De leden van de D66-fractie horen graag wat de reactie is van de regering op zienswijzen van de Nederlandse Vereniging van Journalisten (NVJ), Bits of Freedom en de Nederlandse Orde van Advocaten (NOvA) dat het wetsvoorstel eenzijdig is gericht op de belangen van bestuursorganen en dat er weinig aandacht is voor de burger die gediend is bij actieve openbaarheid en een snelle besluitvorming door bestuursorganen.5 Tevens vragen deze fractieleden graag waarom ̶ zoals ook door meerdere partijen in de Tweede Kamer naar voren is gebracht ̶ de regering niet eerst de verdere behandeling van het initiatiefvoorstel Wet open overheid6 heeft afgewacht. Het komt deze leden voor dat de regering een onderdeel van het initiatiefvoorstel Wet open overheid heeft uitgelicht en als wetsvoorstel heeft ingediend. Op dergelijke eerder gestelde vragen antwoordde de regering dat zij deze route onder meer heeft gekozen, omdat zij het mogelijk acht dat dit beperkte voorstel sneller tot wet verheven zou kunnen worden.7 Acht de regering het nog enigszins bezwaarlijk dat, in het geval dat voorliggend wetsvoorstel zou worden aangenomen en daaropvolgend het initiatiefvoorstel Wet open overheid, bestuursorganen op relatief korte termijn met nieuwe regelgeving moeten werken? Waar het initiatiefvoorstel Wet open overheid de dwangsomregeling inbindt, brengt het voor de meeste verzoeken daarbij ook de beslistermijn van de Wob terug van vier naar twee weken, iets wat voorliggend wetsvoorstel niet regelt. Graag ontvangen de D66-fractieleden een toelichting van de regering.

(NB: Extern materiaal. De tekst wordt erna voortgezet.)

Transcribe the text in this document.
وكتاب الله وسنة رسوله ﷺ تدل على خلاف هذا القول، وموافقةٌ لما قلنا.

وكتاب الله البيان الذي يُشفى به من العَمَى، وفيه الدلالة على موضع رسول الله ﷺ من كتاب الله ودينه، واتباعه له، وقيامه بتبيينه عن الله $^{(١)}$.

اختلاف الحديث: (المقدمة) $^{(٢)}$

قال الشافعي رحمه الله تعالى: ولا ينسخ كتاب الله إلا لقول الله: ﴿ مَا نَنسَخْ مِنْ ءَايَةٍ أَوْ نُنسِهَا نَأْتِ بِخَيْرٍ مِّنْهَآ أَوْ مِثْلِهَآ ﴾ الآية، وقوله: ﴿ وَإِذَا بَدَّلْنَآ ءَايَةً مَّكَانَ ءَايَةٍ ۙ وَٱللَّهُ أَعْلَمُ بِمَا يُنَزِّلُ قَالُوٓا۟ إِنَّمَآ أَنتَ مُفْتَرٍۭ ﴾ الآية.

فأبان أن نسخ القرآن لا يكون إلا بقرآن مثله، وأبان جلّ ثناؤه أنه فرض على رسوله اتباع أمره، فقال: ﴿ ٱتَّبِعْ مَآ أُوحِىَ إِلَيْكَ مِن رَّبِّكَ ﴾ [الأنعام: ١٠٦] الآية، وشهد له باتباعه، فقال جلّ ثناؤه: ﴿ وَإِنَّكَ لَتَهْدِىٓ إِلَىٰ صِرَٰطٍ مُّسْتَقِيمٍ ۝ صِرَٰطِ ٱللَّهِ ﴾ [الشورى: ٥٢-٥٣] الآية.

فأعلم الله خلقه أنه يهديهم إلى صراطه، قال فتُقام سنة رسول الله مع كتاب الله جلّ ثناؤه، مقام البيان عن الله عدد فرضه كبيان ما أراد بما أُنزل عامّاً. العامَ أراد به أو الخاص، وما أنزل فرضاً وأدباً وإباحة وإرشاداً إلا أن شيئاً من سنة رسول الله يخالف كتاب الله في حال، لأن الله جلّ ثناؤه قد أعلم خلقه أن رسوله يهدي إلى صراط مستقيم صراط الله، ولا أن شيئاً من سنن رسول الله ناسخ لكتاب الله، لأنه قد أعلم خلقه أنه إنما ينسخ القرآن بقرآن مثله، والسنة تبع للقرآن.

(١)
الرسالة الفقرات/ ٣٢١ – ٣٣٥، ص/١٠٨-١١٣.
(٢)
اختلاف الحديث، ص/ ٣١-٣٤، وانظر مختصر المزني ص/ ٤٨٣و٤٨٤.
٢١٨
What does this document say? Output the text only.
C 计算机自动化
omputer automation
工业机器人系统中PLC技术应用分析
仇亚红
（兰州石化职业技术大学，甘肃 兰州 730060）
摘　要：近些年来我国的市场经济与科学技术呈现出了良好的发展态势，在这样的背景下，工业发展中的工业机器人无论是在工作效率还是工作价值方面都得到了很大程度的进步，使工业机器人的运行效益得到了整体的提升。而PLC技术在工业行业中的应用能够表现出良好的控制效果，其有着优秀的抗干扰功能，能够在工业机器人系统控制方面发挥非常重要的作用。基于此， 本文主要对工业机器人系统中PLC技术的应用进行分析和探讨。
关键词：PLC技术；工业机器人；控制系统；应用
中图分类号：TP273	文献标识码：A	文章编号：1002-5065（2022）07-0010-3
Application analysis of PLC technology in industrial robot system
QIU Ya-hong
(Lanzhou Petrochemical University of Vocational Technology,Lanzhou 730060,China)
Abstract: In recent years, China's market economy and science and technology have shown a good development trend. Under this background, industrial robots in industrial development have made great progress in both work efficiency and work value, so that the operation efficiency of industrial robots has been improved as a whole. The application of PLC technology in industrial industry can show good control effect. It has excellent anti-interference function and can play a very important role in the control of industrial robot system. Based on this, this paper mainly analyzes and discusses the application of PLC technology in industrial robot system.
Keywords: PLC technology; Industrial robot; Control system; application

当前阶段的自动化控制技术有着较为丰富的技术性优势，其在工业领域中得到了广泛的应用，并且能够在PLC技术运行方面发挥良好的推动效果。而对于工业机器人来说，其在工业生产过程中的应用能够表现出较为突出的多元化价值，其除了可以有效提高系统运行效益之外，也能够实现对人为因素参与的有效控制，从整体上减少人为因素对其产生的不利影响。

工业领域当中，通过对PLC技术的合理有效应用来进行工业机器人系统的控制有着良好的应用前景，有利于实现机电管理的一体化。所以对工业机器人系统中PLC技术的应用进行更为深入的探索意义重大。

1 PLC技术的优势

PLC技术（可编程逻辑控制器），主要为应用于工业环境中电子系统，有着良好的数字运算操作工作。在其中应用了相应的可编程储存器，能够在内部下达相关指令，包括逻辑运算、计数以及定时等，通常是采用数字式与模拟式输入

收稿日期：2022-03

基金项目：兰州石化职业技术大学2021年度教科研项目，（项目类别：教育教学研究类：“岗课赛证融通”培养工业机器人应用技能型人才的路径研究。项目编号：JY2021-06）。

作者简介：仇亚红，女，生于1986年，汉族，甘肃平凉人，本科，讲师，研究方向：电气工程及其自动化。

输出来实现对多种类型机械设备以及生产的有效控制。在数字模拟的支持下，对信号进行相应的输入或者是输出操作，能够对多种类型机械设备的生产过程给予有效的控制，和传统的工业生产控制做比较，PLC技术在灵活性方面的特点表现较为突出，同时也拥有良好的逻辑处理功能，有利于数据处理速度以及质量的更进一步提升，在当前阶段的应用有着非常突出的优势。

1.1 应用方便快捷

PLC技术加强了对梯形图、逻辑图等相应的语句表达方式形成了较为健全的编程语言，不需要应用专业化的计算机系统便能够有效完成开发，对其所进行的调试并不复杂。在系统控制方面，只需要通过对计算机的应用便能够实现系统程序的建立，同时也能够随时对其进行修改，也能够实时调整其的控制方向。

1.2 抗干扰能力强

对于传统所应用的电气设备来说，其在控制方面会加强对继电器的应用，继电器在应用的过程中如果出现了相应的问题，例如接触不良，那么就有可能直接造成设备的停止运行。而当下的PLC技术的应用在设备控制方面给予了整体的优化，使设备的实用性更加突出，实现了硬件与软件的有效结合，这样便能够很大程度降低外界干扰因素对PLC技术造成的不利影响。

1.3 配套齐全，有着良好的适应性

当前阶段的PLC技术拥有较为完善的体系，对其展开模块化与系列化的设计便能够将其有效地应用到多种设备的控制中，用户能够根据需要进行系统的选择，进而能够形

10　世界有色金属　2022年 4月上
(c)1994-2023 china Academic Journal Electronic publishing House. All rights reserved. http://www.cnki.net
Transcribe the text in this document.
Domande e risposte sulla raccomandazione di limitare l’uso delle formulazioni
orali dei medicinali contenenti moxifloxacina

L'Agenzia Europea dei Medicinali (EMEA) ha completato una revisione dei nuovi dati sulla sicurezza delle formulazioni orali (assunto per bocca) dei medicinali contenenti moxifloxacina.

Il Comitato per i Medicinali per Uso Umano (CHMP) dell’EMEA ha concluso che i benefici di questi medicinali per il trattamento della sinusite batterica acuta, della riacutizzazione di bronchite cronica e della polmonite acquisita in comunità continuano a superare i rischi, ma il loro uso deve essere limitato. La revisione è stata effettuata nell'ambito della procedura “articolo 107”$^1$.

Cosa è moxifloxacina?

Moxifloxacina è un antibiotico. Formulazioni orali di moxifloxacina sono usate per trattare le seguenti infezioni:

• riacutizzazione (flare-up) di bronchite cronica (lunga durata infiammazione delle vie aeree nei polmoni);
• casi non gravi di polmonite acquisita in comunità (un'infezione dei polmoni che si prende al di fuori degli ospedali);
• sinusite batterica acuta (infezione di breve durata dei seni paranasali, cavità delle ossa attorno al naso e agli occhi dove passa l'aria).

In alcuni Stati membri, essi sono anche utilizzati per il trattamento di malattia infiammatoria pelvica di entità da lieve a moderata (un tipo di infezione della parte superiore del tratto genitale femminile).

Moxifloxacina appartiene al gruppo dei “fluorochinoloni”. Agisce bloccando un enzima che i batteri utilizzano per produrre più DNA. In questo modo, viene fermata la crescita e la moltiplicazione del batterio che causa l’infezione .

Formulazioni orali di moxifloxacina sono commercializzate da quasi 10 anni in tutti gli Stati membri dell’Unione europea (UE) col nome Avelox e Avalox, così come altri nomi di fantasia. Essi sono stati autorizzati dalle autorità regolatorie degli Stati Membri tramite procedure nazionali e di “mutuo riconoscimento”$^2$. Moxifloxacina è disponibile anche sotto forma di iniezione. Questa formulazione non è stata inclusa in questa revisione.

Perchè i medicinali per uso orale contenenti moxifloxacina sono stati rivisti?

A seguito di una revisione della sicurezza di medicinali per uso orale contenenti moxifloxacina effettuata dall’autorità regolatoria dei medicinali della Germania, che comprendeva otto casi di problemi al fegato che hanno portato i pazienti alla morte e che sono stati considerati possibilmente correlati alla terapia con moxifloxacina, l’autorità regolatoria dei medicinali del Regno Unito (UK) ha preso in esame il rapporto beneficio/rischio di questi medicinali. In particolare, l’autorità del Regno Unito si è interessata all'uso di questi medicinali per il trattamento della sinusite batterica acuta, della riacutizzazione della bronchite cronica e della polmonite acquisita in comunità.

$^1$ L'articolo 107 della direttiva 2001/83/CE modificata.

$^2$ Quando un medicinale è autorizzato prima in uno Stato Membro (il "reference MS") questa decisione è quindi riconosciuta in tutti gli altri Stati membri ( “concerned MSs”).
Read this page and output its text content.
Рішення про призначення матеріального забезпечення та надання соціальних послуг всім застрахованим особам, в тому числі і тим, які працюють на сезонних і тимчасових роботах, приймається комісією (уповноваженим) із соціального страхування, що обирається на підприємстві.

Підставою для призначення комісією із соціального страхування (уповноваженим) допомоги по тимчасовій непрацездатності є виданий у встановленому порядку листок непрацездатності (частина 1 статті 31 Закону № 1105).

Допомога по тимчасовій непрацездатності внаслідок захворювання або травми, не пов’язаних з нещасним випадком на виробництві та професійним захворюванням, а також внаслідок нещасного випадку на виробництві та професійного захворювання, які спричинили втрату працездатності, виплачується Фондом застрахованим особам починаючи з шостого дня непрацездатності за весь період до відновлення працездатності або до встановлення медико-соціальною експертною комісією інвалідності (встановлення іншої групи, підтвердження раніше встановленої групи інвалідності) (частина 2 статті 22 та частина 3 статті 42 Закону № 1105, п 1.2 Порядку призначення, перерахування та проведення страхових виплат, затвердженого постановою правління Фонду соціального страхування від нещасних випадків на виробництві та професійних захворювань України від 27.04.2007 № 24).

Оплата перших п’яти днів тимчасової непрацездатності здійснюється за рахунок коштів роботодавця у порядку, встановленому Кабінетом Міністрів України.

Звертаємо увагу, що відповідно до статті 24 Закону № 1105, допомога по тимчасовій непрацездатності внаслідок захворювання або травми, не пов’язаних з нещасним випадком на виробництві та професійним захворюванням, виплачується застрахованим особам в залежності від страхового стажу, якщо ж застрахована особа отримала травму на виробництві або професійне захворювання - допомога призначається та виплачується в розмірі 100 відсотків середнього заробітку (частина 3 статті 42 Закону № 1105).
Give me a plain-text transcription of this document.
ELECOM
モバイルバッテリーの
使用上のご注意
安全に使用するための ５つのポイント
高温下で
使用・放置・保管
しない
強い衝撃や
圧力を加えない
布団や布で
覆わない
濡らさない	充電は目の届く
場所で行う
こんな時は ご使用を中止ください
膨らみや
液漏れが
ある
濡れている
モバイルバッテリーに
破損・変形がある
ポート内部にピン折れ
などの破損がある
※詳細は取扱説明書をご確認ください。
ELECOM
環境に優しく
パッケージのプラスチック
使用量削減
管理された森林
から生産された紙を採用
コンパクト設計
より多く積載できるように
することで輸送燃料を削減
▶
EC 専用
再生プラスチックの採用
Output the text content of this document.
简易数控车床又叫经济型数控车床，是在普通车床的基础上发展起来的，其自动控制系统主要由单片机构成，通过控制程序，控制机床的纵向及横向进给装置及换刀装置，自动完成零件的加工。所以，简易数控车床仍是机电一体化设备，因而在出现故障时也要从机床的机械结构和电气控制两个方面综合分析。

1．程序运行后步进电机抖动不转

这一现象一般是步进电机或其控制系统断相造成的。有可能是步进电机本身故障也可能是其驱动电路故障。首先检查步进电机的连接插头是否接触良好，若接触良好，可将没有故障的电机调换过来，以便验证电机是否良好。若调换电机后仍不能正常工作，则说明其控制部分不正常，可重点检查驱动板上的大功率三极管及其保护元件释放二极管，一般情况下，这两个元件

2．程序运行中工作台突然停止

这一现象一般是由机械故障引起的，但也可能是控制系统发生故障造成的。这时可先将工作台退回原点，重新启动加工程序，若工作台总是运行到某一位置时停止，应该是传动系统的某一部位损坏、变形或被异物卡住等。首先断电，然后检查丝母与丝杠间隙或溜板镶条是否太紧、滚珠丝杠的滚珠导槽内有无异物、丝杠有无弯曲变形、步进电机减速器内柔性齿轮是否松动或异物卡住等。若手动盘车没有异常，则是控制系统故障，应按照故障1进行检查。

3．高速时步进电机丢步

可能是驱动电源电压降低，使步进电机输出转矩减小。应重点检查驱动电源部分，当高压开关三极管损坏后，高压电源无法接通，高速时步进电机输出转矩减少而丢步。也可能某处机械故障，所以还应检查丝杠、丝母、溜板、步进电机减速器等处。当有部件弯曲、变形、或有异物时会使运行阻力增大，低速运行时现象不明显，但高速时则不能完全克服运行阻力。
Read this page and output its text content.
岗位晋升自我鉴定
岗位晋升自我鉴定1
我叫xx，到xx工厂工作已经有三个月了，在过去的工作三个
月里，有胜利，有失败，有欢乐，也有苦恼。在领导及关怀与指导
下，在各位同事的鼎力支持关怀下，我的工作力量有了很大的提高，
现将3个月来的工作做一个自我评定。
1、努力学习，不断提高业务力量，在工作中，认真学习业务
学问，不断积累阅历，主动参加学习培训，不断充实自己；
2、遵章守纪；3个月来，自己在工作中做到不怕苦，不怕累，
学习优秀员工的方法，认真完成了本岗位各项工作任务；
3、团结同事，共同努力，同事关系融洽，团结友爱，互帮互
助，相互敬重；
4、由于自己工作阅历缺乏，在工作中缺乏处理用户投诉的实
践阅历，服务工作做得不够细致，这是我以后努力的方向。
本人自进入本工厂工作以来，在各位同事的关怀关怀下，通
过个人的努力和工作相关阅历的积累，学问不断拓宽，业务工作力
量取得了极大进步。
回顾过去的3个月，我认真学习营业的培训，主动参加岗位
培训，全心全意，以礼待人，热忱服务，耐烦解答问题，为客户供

De leden van de vaste commissie voor Binnenlandse Zaken en de Hoge Colleges van Staat/Algemene Zaken en Huis van de Koning zien de antwoorden van de regering met belangstelling tegemoet en ontvangen deze graag uiterlijk vrijdag 1 juli 2016 12.00 uur.

De voorzitter van de vaste commissie voor Binnenlandse Zaken en de Hoge Colleges van Staat/Algemene Zaken en Huis van de Koning, Engels

De griffier van de vaste commissie voor Binnenlandse Zaken en de Hoge Colleges van Staat/Algemene Zaken en Huis van de Koning, Bergman


X Noot
1

Samenstelling:

Engels (D66) (voorzitter), Nagel (50PLUS), Ruers (SP) (vice-voorzitter), Van Bijsterveld (CDA), Duthler (VVD), Ten Hoeve (OSF), Huijbregts-Schiedon (VVD), Van Kappen (VVD), Koffeman (PvdD), Strik (GL), De Vries-Leggedoor (CDA), Flierman (CDA), Knip (VVD), Barth (PvdA), De Graaf (D66), Schouwenaar (VVD), Van Strien (PVV), Gerkens (SP), Bikker (CU), Van Hattem (PVV), Köhler (SP), Lintmeijer (GL), Pijlman (D66), Rombouts (CDA), Schalk (SGP), Verheijen (PvdA), Vreeman (PvdA), Van Weerdenburg (PVV)

X Noot
2

Kamerstukken II 2004/05, 29 934, nr. 3, p. 2.

X Noot
3

Kamerstukken II 2014/15, 34 106, nr. 3, p. 2–3.

X Noot
4

Kamerstukken II 2014/15, 34 106, nr. 3, p. 2.

X Noot
5

Kamerstukken II 2014/15, 34 106, nr. 3, p. 12.

X Noot
6

Kamerstukken 33 328.

X Noot
7

Zie onder meer Kamerstukken II 2014/15, 34 106, nr. 6, p. 3.